>> The government isnt prohibiting insurance companies from offering health insurance plans
That’s right, it’s mandating it.
>> How can you even suggest that insurance companies should have the right to force employers to pay for certain coverage?
I evenly suggested that? Nope, just something you fabricated.
>> policies to be paid by Microsoft ... better define spouse the way that Microsoft wants to define it.
Strictly a private sector situation excluding any law that regulates policy structure. Not our problem.
>> And are you seriously going to argue that it isnt taxpayer money that pays for government workers health insurance policies and that its really the employees money?
If it’s your money, then take it back from the next federal employee you bump in to.
>> Let me guess: when the government gives welfare recipients food stamps (paid for with taxpayer money), you think its some sort of constitutional-rights violation for it to say that they cant be used to buy chewing gum?
It’s not the chewing gum, it’s the Skittles. Go to www.no-food-stamps-for-skittles.org for more information.
>> If you want to argue that same-sex spouses are no different than spouses from traditional, one-man, one-woman marriages, then go ahead and argue
No, but feel free to keep on jumping to conclusions in order to protect your precious sense of statism.

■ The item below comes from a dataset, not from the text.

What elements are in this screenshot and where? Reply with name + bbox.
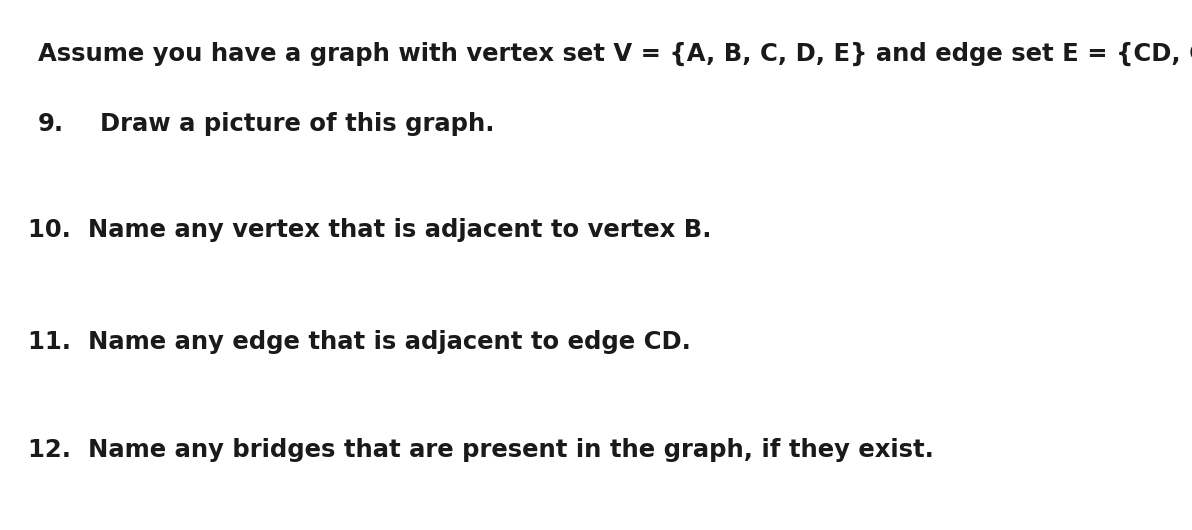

You should learn the difference between being a regulator and being a market participant before spouting off about “statism.” When the federal government compels employers with more than X employees to provide health insurance, it is acting as a regulator, and it certainly is statism. But when the federal government decides what health insurance plan it will buy (with our money) for government workers, it is doing what every employer that offers health insurance does (and did long before the government mandated employer-paid health insurance), and thus is acting as a market participant, not a regulator (a distinction for which there is ample jurisprudence in cases involving the Dormant Commerce Clause).